Again you are trying to split hairs that just don't split.

This isn't just about availability of pirated copies, this is actual CODE theft and SECURITY CODE theft. The more likely outcome is malware being released based on the code given away.

So using your XP user example, that person is able to install a malware filled version of Windows and be officially certified for upgrades that don't ever allow the malware to be removed. So his machine works like crap and fills your inbox with tons of SPAM and is used as a 'bot' to hack into military organizations and launch missiles killing you.

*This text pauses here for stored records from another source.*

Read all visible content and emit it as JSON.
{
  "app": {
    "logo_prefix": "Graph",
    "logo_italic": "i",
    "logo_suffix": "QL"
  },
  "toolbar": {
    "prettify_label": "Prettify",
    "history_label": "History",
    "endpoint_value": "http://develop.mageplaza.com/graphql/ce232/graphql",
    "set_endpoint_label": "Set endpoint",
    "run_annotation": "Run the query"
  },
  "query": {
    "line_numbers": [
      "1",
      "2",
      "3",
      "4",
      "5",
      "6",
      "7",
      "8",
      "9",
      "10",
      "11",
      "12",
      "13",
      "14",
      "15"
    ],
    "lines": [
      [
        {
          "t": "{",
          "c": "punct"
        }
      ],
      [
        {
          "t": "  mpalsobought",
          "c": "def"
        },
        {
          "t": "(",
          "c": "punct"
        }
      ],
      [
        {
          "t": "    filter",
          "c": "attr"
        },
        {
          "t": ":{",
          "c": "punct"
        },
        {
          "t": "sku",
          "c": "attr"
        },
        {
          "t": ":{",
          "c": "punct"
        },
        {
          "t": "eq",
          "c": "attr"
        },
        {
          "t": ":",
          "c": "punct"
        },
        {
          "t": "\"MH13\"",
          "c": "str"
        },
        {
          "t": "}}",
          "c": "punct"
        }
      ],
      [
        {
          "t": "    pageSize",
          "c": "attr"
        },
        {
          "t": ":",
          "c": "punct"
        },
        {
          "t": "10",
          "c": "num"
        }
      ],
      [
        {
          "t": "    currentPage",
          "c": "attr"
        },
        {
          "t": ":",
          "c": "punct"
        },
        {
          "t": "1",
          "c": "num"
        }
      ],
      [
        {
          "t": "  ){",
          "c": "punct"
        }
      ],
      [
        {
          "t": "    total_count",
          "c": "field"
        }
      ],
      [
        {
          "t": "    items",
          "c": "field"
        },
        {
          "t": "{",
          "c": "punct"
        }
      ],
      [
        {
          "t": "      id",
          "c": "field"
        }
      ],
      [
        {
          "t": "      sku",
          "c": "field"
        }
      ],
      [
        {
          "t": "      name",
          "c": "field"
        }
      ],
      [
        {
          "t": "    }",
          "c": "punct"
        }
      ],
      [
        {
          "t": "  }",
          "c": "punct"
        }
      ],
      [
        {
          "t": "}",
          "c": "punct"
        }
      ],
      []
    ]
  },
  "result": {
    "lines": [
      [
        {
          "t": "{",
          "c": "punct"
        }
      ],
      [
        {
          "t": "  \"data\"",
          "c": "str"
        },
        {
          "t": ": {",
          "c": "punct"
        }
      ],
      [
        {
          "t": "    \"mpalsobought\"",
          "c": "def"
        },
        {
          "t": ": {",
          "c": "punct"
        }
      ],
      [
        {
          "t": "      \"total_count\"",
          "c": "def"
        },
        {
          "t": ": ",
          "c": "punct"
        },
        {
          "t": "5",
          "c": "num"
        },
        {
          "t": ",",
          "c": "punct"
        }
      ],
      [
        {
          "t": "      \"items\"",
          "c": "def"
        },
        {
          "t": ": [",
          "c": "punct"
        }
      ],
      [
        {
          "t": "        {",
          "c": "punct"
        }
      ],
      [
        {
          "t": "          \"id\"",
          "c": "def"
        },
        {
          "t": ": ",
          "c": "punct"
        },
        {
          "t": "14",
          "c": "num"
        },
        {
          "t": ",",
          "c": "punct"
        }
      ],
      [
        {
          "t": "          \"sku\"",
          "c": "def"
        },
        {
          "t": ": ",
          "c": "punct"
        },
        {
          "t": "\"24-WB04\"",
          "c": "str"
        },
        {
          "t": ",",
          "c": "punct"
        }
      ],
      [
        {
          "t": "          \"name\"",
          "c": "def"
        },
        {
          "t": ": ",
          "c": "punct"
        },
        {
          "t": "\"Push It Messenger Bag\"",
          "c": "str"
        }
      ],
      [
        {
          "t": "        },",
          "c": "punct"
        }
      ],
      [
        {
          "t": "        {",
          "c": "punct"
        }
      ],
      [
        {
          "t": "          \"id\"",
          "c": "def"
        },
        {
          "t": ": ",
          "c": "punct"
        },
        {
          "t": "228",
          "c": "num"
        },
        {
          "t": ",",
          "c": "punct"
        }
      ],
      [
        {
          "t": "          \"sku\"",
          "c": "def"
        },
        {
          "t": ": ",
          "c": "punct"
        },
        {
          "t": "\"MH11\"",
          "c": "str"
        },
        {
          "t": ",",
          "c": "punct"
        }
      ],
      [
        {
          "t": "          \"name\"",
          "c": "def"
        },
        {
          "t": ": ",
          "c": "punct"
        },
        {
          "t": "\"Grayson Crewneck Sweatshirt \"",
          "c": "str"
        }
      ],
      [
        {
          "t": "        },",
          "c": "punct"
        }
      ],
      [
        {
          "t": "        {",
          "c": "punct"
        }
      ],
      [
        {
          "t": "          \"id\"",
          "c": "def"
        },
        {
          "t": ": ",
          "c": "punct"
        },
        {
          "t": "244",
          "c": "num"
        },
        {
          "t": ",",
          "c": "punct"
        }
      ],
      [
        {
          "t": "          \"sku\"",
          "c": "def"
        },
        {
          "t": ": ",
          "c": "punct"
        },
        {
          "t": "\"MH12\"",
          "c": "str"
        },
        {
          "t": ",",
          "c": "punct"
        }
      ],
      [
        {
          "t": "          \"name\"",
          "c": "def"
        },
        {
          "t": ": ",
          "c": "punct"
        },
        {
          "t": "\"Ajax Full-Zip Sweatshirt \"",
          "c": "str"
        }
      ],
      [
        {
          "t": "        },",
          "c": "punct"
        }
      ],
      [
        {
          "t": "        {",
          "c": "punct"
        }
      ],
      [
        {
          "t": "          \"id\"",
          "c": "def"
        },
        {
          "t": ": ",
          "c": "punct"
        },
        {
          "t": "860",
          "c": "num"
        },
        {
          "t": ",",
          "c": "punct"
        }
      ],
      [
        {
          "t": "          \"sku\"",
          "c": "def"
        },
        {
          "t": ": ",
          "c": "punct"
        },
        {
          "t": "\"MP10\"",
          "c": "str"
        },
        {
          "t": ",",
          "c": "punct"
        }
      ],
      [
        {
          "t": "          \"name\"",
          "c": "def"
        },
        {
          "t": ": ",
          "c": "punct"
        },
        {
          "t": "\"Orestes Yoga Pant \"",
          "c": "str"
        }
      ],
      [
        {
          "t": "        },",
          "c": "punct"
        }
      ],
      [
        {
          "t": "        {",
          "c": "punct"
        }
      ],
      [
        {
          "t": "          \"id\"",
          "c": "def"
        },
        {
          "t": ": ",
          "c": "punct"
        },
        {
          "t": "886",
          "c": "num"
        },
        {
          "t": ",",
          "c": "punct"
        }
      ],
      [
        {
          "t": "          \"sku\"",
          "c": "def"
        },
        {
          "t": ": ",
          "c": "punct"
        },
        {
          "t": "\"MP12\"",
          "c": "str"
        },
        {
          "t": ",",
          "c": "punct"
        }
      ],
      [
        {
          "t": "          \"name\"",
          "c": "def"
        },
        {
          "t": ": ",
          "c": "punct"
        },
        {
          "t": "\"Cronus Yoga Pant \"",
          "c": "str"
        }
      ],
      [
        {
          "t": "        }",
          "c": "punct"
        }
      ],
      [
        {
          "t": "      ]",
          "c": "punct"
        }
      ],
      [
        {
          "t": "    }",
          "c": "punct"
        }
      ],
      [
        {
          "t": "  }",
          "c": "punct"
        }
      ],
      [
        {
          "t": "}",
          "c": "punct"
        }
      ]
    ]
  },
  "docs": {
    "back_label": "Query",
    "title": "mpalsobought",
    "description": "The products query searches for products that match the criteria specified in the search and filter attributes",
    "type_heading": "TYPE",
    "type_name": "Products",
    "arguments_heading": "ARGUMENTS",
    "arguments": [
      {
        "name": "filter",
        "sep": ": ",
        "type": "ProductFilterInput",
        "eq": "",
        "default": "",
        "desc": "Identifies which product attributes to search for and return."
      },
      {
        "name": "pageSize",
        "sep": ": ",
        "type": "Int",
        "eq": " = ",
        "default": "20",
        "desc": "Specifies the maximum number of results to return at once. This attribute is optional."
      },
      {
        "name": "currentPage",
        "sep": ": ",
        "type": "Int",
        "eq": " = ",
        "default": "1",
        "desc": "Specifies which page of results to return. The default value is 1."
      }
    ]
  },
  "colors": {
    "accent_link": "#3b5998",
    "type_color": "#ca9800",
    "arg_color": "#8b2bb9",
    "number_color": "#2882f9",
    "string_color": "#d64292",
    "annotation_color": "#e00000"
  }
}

(Do you see how 'justification' can be used in other crazy ways that have a less favorable outcome?)

zikalify said,
He robbed from a multi-billion dollar company, they'll get over it.

It's still early in the day but so far this is the most idiotic thing I have read today and I'm almost done reading my news and blogs for the morning so that says a lot...

zikalify said,
I didn't say that theft was OK, I said they will get over it, they will. Windows always leaks to the internet and Microsoft always make billions when they release the software. Look on the bright side of things, lets say that a windows XP user in China pirates this version of Windows and upgrades their computer, one less XP user!

they might get over this case but they will never get over these kind of employees who think like you.